Flexing influence, Ayotte helps defeat two Republican bills
Gov. Kelly Ayotte strolled into the Secretary of State’s Office Thursday morning flanked by dozens of supporters and officially filed her bid for reelection, kicking off five months of official campaigning.
But the governor’s more immediate political battles Thursday were against her own party, just down the hall.
As they met for the last standard voting day of the year, House and Senate lawmakers took up two conservative priorities — on guns and education — that Ayotte appeared likely to oppose.
In the end, Ayotte won those battles. In both cases, House and Senate Republicans joined with Democrats to vote down the measures with little explanation. And in neither case will the governor need to deploy a veto.
But the close results illustrated the divergent political environments between the Republican-held Legislature, which has favored ambitious conservative proposals, and the Republican governor’s office, where Ayotte has sometimes rejected those proposals in favor of priorities central to her campaign.
One proposal Ayotte helped vanquish Thursday would have expanded public school open enrollment. The other would have overruled state and local firearms regulations and put the Legislature in control.
After both defeats, some Republicans lawmakers fumed, issuing public statements of disappointment.
But Ayotte has argued some of her party’s proposals are too hasty and sprawling to pass so suddenly, and that they need further study.
And she says as governor, she can’t solely focus on conservative priorities.
“I believe very firmly that New Hampshire isn’t about a party,” Ayotte told reporters Thursday when asked about the intra-party conflicts.
“New Hampshire is about this being the absolute best place to live in the entire country. And so my view on all of this is I wake up and say, ‘What’s best for New Hampshire?’”
Open enrollment
One of Republicans’ biggest defeats centered on open enrollment.

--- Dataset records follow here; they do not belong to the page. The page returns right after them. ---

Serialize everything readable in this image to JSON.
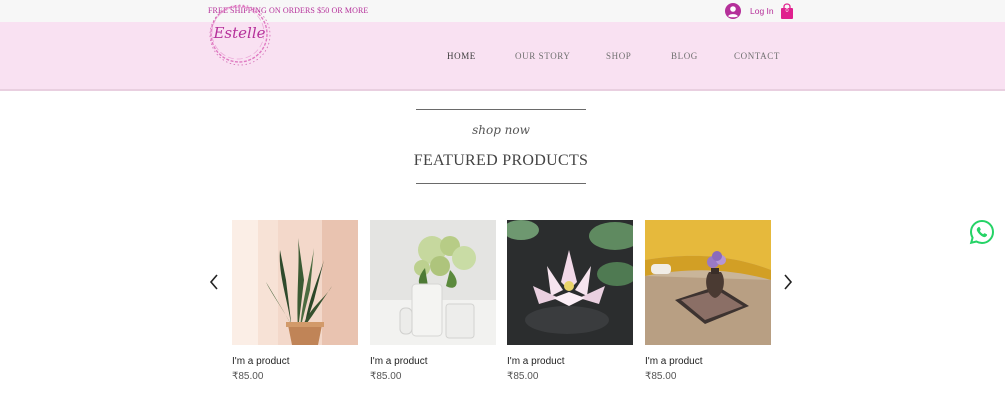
{
  "topbar": {
    "shipping_text": "FREE SHIPPING ON ORDERS $50 OR MORE",
    "login_label": "Log In",
    "cart_count": "0"
  },
  "header": {
    "logo_text": "Estelle",
    "nav": [
      {
        "label": "HOME",
        "active": true
      },
      {
        "label": "OUR STORY",
        "active": false
      },
      {
        "label": "SHOP",
        "active": false
      },
      {
        "label": "BLOG",
        "active": false
      },
      {
        "label": "CONTACT",
        "active": false
      }
    ]
  },
  "section": {
    "kicker": "shop now",
    "title": "FEATURED PRODUCTS"
  },
  "products": [
    {
      "name": "I'm a product",
      "price": "₹85.00",
      "image": "snake-plant-in-pot"
    },
    {
      "name": "I'm a product",
      "price": "₹85.00",
      "image": "hydrangea-in-vase"
    },
    {
      "name": "I'm a product",
      "price": "₹85.00",
      "image": "water-lily"
    },
    {
      "name": "I'm a product",
      "price": "₹85.00",
      "image": "flower-vase-on-mat"
    }
  ],
  "colors": {
    "accent": "#b5309a",
    "header_bg": "#f9e1f2",
    "whatsapp": "#25d366"
  },
  "icons": {
    "user": "user-circle-icon",
    "cart": "shopping-bag-icon",
    "prev": "chevron-left-icon",
    "next": "chevron-right-icon",
    "chat": "whatsapp-icon"
  }
}
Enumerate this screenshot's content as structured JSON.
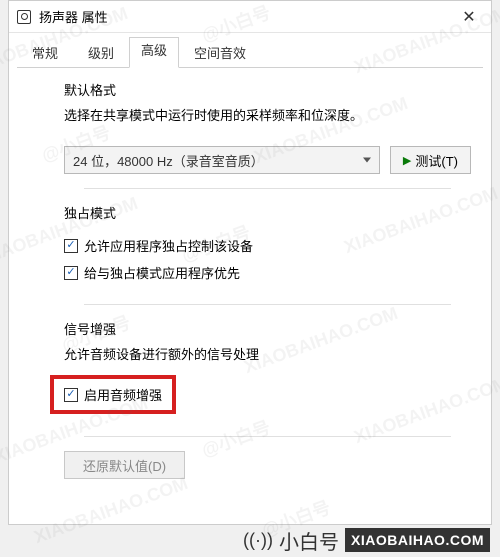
{
  "window": {
    "title": "扬声器 属性"
  },
  "tabs": {
    "items": [
      {
        "label": "常规"
      },
      {
        "label": "级别"
      },
      {
        "label": "高级"
      },
      {
        "label": "空间音效"
      }
    ],
    "active_index": 2
  },
  "default_format": {
    "title": "默认格式",
    "desc": "选择在共享模式中运行时使用的采样频率和位深度。",
    "selected": "24 位，48000 Hz（录音室音质）",
    "test_button": "测试(T)"
  },
  "exclusive": {
    "title": "独占模式",
    "opt1": "允许应用程序独占控制该设备",
    "opt2": "给与独占模式应用程序优先"
  },
  "enhance": {
    "title": "信号增强",
    "desc": "允许音频设备进行额外的信号处理",
    "opt": "启用音频增强"
  },
  "restore": "还原默认值(D)",
  "branding": {
    "name": "小白号",
    "domain": "XIAOBAIHAO.COM",
    "wm_cn": "@小白号",
    "wm_en": "XIAOBAIHAO.COM"
  }
}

For months, school choice advocates in House and Senate education committees have urged the expansion of the state’s existing open enrollment program. That program currently allows school districts to opt into making their schools open enrollment schools, allowing them to accept students from other districts and receive tuition payments.
Republican lawmakers have pressed for legislation to make the program universal and require all schools to both receive and send students, with some exceptions.
From the beginning of the year, Ayotte has been skeptical of a universal plan, worrying about disruptions to school district budgeting and local control. And a small faction of House Republicans also voted against a statewide program.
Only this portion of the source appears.